1. Setting Up the Environment
1.1 Installing Required Libraries
To begin, we need to install essential libraries that will support our RAG pipeline:
- Ollama
- LangChain
- Sentence Transformers
- ChromaDB
- FAISS
These libraries facilitate document processing, embedding, vector storage, and retrieval functionalities necessary for an efficient RAG system.
1.2 Enabling Terminal Access in Google Colab
To run commands directly within Colab, we will install the colab-xterm
extension. This allows us to execute terminal commands seamlessly:
!pip install colab-xterm
%load_ext colabxterm
%xterm
2. Uploading and Processing PDF Documents
2.1 Uploading PDF Files
Users can upload their PDF documents for processing. The system will verify the file type to ensure it is a PDF:
print("Please upload your PDF file…")
uploaded = files.upload()
file_path = list(uploaded.keys())[0]
if not file_path.endswith('.pdf'):
print("Warning: Uploaded file is not a PDF. This may cause issues.")
2.2 Extracting Content from PDFs
After uploading, we will extract the content using the pypdf
library:
loader = PyPDFLoader(file_path)
documents = loader.load()
print(f"Successfully loaded {len(documents)} pages from PDF")
2.3 Splitting Text for Better Context
The extracted text will be divided into manageable chunks for improved context retention:
text_splitter = RecursiveCharacterTextSplitter(chunk_size=1000, chunk_overlap=200)
chunks = text_splitter.split_documents(documents)
print(f"Split documents into {len(chunks)} chunks")
3. Building the RAG Pipeline
3.1 Creating Embeddings and Vector Store
We will generate embeddings for the text chunks and store them in a ChromaDB vector store for efficient retrieval:
embeddings = HuggingFaceEmbeddings(model_name="all-MiniLM-L6-v2", model_kwargs={'device': 'cpu'})
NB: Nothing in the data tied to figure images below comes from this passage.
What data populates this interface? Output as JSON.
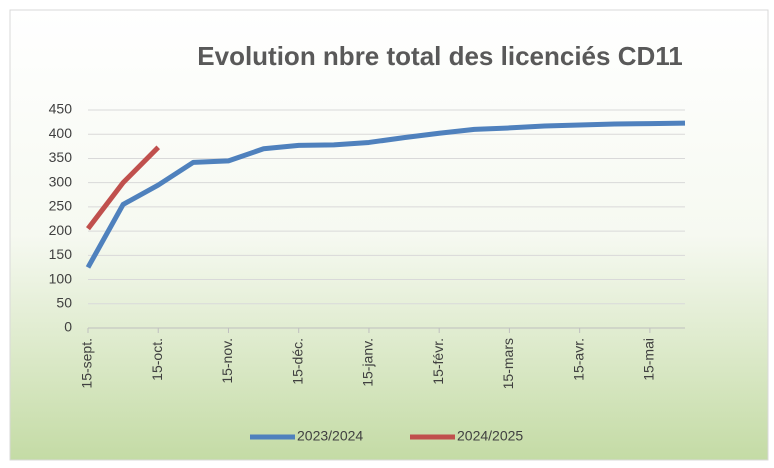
{
  "chart_data": {
    "type": "line",
    "title": "Evolution nbre total des licenciés CD11",
    "categories": [
      "15-sept.",
      null,
      "15-oct.",
      null,
      "15-nov.",
      null,
      "15-déc.",
      null,
      "15-janv.",
      null,
      "15-févr.",
      null,
      "15-mars",
      null,
      "15-avr.",
      null,
      "15-mai",
      null
    ],
    "series": [
      {
        "name": "2023/2024",
        "color": "#4f81bd",
        "values": [
          125,
          255,
          295,
          342,
          345,
          370,
          377,
          378,
          383,
          393,
          402,
          410,
          413,
          417,
          419,
          421,
          422,
          423
        ]
      },
      {
        "name": "2024/2025",
        "color": "#c0504d",
        "values": [
          205,
          300,
          373,
          null,
          null,
          null,
          null,
          null,
          null,
          null,
          null,
          null,
          null,
          null,
          null,
          null,
          null,
          null
        ]
      }
    ],
    "ylim": [
      0,
      450
    ],
    "yticks": [
      0,
      50,
      100,
      150,
      200,
      250,
      300,
      350,
      400,
      450
    ],
    "grid": true,
    "legend": "bottom"
  }
}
persist_directory = "./chroma_db"
vectorstore = Chroma.from_documents(documents=chunks, embedding=embeddings, persist_directory=persist_directory)
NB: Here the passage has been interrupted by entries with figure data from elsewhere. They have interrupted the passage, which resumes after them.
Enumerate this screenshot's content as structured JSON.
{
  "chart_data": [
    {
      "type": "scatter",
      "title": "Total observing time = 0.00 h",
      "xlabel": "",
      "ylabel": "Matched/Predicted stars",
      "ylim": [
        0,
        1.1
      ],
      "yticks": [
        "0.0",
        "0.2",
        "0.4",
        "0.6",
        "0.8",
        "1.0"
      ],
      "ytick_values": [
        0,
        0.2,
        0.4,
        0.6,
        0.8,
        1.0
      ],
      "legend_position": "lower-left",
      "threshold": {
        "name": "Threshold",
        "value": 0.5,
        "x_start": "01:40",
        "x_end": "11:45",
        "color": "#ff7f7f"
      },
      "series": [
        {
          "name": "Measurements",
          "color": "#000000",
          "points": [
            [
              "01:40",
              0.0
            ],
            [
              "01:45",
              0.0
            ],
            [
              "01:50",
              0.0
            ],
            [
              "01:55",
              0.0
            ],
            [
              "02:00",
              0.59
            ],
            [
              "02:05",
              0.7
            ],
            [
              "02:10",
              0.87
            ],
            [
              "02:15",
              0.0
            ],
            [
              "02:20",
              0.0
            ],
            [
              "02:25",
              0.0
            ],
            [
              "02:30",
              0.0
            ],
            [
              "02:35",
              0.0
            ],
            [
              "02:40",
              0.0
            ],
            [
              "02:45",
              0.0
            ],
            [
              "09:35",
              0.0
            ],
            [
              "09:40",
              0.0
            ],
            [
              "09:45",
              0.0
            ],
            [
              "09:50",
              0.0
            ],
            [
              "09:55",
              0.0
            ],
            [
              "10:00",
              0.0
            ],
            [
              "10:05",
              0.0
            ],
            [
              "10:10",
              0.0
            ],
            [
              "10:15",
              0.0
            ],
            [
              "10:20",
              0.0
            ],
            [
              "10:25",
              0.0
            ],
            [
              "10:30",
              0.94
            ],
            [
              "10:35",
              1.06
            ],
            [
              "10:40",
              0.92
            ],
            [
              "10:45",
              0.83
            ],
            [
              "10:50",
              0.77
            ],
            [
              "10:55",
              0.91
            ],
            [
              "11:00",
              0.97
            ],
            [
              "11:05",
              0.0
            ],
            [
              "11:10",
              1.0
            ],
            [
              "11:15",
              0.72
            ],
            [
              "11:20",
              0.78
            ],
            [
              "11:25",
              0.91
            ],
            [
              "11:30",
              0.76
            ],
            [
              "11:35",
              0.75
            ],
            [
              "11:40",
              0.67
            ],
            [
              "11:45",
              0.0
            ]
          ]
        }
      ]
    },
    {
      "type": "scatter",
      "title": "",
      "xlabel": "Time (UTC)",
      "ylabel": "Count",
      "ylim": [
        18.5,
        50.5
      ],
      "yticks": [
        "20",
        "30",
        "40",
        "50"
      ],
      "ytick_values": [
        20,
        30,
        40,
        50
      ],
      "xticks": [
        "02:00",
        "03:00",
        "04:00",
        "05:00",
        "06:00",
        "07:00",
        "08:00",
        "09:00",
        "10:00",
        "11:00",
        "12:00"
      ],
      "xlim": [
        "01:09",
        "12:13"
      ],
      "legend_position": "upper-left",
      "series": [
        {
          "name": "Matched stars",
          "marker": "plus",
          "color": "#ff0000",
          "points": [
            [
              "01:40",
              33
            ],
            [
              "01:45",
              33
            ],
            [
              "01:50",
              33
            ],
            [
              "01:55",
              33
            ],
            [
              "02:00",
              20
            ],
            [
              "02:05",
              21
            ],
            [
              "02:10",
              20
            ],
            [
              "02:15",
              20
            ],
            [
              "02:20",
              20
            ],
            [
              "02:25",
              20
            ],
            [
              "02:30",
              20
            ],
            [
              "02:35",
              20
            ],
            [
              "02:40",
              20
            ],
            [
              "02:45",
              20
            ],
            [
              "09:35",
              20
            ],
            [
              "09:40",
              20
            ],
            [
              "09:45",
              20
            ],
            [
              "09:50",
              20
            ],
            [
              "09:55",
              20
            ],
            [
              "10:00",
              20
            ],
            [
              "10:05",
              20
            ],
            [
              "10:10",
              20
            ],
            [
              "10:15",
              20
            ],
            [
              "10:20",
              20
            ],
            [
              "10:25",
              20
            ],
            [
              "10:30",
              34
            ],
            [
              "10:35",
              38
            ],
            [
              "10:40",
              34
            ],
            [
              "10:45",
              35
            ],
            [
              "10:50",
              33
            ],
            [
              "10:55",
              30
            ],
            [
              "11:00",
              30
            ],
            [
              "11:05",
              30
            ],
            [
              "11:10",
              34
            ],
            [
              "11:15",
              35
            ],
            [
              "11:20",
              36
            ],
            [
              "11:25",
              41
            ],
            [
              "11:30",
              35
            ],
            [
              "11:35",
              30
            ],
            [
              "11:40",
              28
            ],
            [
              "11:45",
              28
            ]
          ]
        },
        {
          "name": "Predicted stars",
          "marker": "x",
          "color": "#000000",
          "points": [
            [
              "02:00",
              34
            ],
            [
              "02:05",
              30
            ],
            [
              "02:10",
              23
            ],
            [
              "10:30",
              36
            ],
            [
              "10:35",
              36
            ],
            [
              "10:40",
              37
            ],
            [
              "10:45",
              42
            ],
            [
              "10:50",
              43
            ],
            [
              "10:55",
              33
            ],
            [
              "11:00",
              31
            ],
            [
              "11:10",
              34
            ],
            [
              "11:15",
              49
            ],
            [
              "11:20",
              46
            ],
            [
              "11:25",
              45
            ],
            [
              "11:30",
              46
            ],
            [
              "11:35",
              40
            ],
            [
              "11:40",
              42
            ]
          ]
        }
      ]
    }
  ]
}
print(f"Vector store created and persisted to {persist_directory}")
3.2 Integrating the Language Model
The final step involves connecting the DeepSeek-R1 model with the retriever to complete the RAG pipeline:
llm = OllamaLLM(model="deepseek-r1:1.5b")
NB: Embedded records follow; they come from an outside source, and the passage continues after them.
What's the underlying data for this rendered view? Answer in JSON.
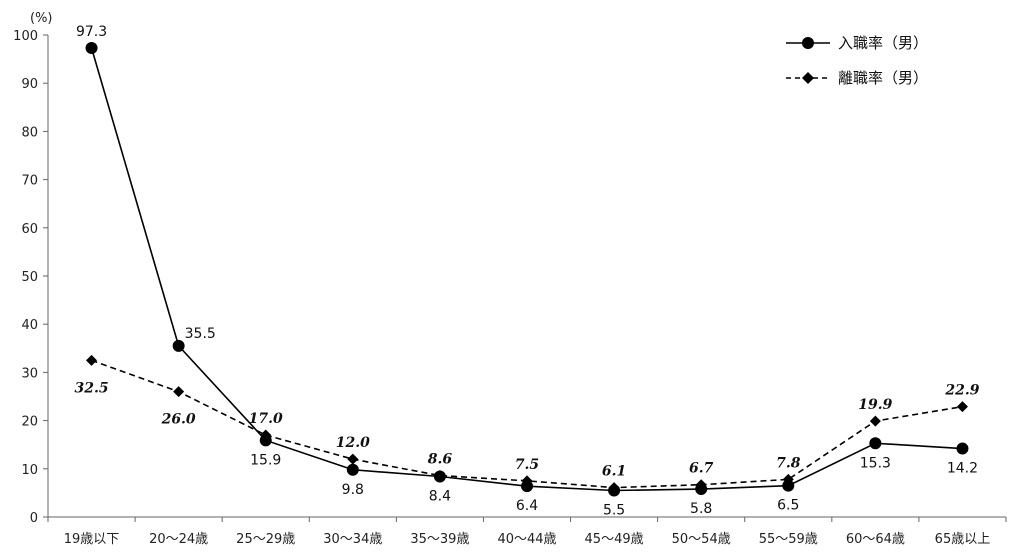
{
  "chart_data": {
    "type": "line",
    "title": "",
    "xlabel": "",
    "ylabel": "(%)",
    "ylim": [
      0,
      100
    ],
    "y_ticks": [
      "0",
      "10",
      "20",
      "30",
      "40",
      "50",
      "60",
      "70",
      "80",
      "90",
      "100"
    ],
    "grid": false,
    "legend_position": "top-right",
    "categories": [
      "19歳以下",
      "20～24歳",
      "25～29歳",
      "30～34歳",
      "35～39歳",
      "40～44歳",
      "45～49歳",
      "50～54歳",
      "55～59歳",
      "60～64歳",
      "65歳以上"
    ],
    "series": [
      {
        "name": "入職率（男）",
        "marker": "circle",
        "line_style": "solid",
        "color": "#000000",
        "values": [
          97.3,
          35.5,
          15.9,
          9.8,
          8.4,
          6.4,
          5.5,
          5.8,
          6.5,
          15.3,
          14.2
        ],
        "labels": [
          "97.3",
          "35.5",
          "15.9",
          "9.8",
          "8.4",
          "6.4",
          "5.5",
          "5.8",
          "6.5",
          "15.3",
          "14.2"
        ]
      },
      {
        "name": "離職率（男）",
        "marker": "diamond",
        "line_style": "dashed",
        "color": "#000000",
        "values": [
          32.5,
          26.0,
          17.0,
          12.0,
          8.6,
          7.5,
          6.1,
          6.7,
          7.8,
          19.9,
          22.9
        ],
        "labels": [
          "32.5",
          "26.0",
          "17.0",
          "12.0",
          "8.6",
          "7.5",
          "6.1",
          "6.7",
          "7.8",
          "19.9",
          "22.9"
        ]
      }
    ]
  }
}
retriever = vectorstore.as_retriever(search_type="similarity", search_kwargs={"k": 3})
qa_chain = RetrievalQA.from_chain_type(llm=llm, chain_type="stuff", retriever=retriever, return_source_documents=True)
print("RAG pipeline created successfully!")
4. Querying the RAG Pipeline
4.1 Running Queries
To test the pipeline, we can define a function to query the RAG system and retrieve relevant answers:
def query_rag(question):
result = qa_chain({"query": question})
print("Question:", question)
print("Answer:", result["result"])
print("Sources:")
for i, doc in enumerate(result["source_documents"]):
print(f"Source {i+1}:\n{doc.content[:200]}...\n")
return result
question = "What is the main topic of this document?"
result = query_rag(question)
5. Conclusion
This tutorial demonstrates how to build a lightweight yet powerful RAG system that operates efficiently on Google Colab. By leveraging Ollama, ChromaDB, and LangChain, businesses can create scalable, customizable, and privacy-friendly AI assistants without incurring cloud costs. This architecture not only enhances data retrieval but also empowers users to ask questions based on up-to-date content from their documents.